Riot Blockchain changed its name and offered securities to investors without providing adequate disclosures and now the SEC is prosecuting it.
France is planning to make their country an ICO hub and issue ICO-friendly regulation.
Understanding India’s regulation around cryptocurrencies and what this means for crypto investors.
EU Parliament voted to implement measures to prevent the use of cryptocurrencies in money laundering and terrorism financing.
Christine Lagarde makes another call to regulate cryptocurrencies.
Last week highlights:
YGGDRAH raised $40m for a system of trust-based multidimensional blockchains.
CLN raised $20m for a decentralized payment network powered by communities.
Dock.io raised $20m for decentralized data exchange powered by ethereum.
Verv - May 28, 2018 - A live energy and data trading protocol.
Neoplay - May 5, 2018- A cross-network dicing platform built on the NEO blockchain.
Cryptics - May 7, 2018 - AI Crypto Forecast and Trading Platform.
Swedish bankers make a call to the Central bank to carefully consider the launch of its own digital coin that could end up with digital bank runs. Mt. Gox CEO, who has spent in jail 1 year after 850,000 bitcoins were disappeared, is now on trial for manipulating electronic data. Coinbase recently announced its acquisition of earn.com for $120 million.

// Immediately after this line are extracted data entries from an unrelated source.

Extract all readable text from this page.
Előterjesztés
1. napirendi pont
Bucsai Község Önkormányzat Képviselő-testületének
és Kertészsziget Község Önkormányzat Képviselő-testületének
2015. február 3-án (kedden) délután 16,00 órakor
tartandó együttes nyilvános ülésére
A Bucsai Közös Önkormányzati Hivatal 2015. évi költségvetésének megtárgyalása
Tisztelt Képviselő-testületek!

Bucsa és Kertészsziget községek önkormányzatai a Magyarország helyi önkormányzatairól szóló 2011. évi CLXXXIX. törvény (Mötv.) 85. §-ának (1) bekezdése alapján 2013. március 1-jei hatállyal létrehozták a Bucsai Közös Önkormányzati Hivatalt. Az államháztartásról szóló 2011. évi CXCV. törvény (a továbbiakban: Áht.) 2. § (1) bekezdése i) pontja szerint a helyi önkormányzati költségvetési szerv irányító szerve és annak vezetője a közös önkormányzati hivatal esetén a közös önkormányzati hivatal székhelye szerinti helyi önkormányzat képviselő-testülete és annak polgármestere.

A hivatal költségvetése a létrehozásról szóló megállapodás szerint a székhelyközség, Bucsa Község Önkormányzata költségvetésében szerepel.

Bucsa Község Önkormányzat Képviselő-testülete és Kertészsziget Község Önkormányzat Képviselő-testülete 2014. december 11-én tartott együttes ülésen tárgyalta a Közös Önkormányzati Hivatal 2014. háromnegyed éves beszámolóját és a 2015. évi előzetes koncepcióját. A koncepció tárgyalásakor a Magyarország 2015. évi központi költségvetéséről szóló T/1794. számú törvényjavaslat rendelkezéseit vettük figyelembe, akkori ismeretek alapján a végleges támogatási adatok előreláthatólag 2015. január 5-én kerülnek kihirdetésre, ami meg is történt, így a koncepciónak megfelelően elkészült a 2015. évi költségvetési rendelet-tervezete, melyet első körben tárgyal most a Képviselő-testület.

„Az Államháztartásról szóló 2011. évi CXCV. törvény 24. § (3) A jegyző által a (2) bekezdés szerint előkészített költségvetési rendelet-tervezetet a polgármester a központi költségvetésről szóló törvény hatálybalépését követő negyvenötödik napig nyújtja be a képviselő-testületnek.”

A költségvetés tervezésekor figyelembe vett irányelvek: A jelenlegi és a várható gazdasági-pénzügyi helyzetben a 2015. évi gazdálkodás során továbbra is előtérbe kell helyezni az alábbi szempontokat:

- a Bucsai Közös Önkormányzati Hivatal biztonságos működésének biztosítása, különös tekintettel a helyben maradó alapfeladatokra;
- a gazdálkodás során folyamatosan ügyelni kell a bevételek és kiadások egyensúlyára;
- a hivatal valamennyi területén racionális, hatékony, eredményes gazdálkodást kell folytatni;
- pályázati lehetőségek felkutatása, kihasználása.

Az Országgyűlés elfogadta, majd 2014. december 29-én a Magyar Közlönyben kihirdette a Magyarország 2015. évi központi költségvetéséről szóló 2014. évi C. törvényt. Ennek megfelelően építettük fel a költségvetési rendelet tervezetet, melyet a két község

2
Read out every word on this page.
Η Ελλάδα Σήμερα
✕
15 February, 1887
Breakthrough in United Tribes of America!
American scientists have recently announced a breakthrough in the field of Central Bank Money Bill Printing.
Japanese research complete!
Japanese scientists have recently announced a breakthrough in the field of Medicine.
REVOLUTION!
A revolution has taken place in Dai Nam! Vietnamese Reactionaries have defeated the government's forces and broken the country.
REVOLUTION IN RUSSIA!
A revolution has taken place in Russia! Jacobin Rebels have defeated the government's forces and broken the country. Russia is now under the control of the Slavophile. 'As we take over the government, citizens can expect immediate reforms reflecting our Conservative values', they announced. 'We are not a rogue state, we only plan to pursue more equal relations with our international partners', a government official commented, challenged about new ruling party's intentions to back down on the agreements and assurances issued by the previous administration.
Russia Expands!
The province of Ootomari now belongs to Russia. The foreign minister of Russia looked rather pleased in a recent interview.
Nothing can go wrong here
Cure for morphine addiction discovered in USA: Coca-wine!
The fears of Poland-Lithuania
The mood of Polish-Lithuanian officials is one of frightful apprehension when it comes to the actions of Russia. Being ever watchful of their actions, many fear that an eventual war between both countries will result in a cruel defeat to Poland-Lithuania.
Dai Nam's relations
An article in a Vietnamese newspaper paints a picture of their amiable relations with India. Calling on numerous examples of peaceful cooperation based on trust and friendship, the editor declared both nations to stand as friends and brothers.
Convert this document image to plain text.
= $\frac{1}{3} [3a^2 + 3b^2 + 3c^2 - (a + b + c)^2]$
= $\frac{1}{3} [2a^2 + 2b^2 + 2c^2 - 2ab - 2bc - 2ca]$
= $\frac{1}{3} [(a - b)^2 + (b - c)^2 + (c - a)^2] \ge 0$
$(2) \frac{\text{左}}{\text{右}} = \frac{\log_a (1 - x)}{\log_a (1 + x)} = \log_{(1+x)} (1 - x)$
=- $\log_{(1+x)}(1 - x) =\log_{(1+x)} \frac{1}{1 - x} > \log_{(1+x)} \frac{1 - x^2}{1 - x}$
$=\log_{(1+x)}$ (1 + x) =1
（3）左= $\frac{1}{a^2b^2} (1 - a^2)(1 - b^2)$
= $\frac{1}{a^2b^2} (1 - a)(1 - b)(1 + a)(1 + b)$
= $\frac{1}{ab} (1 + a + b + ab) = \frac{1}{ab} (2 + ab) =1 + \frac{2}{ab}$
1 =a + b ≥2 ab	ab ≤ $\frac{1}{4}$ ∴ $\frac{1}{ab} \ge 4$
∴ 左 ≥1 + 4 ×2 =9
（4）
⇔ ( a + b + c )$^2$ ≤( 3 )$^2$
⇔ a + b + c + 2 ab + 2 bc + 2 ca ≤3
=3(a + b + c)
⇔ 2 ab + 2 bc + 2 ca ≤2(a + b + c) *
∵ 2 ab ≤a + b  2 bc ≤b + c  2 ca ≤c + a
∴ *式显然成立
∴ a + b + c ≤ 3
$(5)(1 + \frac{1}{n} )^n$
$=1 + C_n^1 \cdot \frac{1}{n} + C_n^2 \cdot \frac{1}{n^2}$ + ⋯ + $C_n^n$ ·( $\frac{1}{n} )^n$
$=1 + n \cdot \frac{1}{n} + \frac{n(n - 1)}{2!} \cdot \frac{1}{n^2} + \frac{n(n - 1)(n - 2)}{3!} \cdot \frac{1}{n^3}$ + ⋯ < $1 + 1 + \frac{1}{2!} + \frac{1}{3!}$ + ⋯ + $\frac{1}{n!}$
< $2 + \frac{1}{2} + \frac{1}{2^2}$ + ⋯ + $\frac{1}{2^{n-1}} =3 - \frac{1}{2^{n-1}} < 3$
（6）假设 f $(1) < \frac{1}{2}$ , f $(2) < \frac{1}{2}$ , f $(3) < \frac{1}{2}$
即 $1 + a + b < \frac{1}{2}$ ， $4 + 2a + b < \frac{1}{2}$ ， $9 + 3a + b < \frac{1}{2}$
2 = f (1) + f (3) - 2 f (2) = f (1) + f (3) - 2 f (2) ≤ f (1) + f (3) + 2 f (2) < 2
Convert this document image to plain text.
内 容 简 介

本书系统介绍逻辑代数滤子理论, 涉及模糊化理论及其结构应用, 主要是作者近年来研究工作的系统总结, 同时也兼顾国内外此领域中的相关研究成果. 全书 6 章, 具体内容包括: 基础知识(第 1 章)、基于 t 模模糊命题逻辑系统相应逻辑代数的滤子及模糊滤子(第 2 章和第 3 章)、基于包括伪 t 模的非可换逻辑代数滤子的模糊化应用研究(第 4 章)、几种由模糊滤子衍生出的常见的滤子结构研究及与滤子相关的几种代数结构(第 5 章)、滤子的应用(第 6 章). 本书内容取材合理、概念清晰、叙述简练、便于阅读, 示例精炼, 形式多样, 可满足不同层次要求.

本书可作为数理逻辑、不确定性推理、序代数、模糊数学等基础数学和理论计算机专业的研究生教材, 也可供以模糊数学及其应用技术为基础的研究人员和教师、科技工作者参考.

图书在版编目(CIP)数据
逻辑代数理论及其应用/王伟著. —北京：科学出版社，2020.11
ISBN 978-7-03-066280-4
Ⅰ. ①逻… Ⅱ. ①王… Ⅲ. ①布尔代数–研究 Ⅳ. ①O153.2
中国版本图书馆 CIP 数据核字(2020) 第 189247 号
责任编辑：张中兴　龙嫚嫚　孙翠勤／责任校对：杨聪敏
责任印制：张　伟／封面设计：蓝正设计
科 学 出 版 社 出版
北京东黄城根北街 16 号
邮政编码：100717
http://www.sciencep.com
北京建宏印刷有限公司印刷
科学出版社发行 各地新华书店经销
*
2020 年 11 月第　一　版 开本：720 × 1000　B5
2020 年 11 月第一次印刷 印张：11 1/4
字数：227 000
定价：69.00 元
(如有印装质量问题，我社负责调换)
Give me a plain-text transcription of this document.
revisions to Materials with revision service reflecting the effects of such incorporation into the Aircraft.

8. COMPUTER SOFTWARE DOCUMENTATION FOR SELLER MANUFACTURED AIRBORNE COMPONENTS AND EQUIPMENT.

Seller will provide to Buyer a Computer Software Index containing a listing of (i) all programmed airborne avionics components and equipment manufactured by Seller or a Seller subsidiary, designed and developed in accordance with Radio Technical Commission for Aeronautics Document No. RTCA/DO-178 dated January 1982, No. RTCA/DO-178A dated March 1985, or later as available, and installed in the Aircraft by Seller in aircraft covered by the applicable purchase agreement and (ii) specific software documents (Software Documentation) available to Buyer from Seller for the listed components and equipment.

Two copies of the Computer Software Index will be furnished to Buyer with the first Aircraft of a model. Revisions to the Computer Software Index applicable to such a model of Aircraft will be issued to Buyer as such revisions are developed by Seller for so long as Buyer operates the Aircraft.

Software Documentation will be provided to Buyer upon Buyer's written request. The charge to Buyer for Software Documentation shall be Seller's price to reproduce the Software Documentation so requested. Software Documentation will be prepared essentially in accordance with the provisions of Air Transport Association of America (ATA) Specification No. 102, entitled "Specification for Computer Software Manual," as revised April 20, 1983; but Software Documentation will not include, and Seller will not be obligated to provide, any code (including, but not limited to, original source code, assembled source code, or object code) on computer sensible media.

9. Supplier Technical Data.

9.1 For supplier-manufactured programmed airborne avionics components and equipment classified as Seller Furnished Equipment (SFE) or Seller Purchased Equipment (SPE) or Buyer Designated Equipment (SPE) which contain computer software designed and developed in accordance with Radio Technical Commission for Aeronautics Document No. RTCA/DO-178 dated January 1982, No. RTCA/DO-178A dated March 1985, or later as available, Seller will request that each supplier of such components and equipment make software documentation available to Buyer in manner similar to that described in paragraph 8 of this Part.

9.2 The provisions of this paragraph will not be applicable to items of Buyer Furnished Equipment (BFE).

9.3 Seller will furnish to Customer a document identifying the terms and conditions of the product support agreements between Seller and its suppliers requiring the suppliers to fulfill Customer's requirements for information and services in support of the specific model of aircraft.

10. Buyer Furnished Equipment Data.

World Digital Assets Summit 2018 - Singapore - May 1-3, 2018
Chainges - Amsterdam, Netherlands - May 4-5, 2018
ICO Expo - Zug, Switzerland - May 5-7, 2018
Consensus - NYC - May 14-16, 2018
Token Summit III - NYC - May 16-17 2018
d10e Malta - Malta - May 19-22, 2018
d10e Tel Aviv - Tel Aviv, Israel - June 9-12, 2018
// EOS - DEEP DIVE
Brief: EOS Blockchain is a decentralized operating system which can support industrial-scale decentralized applications. Think of a MacOs/Windows with cryptoeconomic incentive.
TPS: EOS claims to be able to compute millions of transactions per second, but has not publicly proven even 1 TPS. .
Theory: Delegated Proof of Stake (DPOS) is used as a base theory. With DPoS, coin holders use their balances to elect a list of nodes that will have the opportunity to stake blocks of new transactions and add them to the blockchain. In this way a user will be given permission to produce blocks in proportion to the votes that he accumulates - this is how the mining of the currency works.
Consensus mechanism: DPOS leverages the power of stakeholder approval voting to resolve consensus issues in a fair and democratic way. All network parameters, from fee schedules to block intervals and transaction sizes, can be tuned via elected delegates. Deterministic selection of block producers allows transactions to be confirmed in an average of just 1 second. The consensus protocol is also designed to protect all participants against unwanted regulatory interference.
Scalability: EOS will leverage horizontal scalability: While in vertical scalability scaling up is done by adding more processing power, horizontal scalability means scaling up by adding more systems and computers to the resource pool.
Status: The final version to be released in summer, 2018. So far the team has been delivering on time and Dawn 2.0 (2nd version of the software) was delivered in December, 2017.
Advantages: Faster than Facebook or Google; user-friendly (supports distributed applications that have the same look and feel of their centralized counterparts, including eliminating the requirement for the user to pay for every transaction); universal and flexible (any type of application can be built, run, and governed by EOS's operating system, creating a new level of transparency for business).
Issues: EOS is still under development and although there is a strong team behind the promised dream, the functionality is yet to be tested and proven. In addition, EOS is a software and even if the final version has all the promised features, the quality of applications will depend solely on the users (i.e. developers of applications).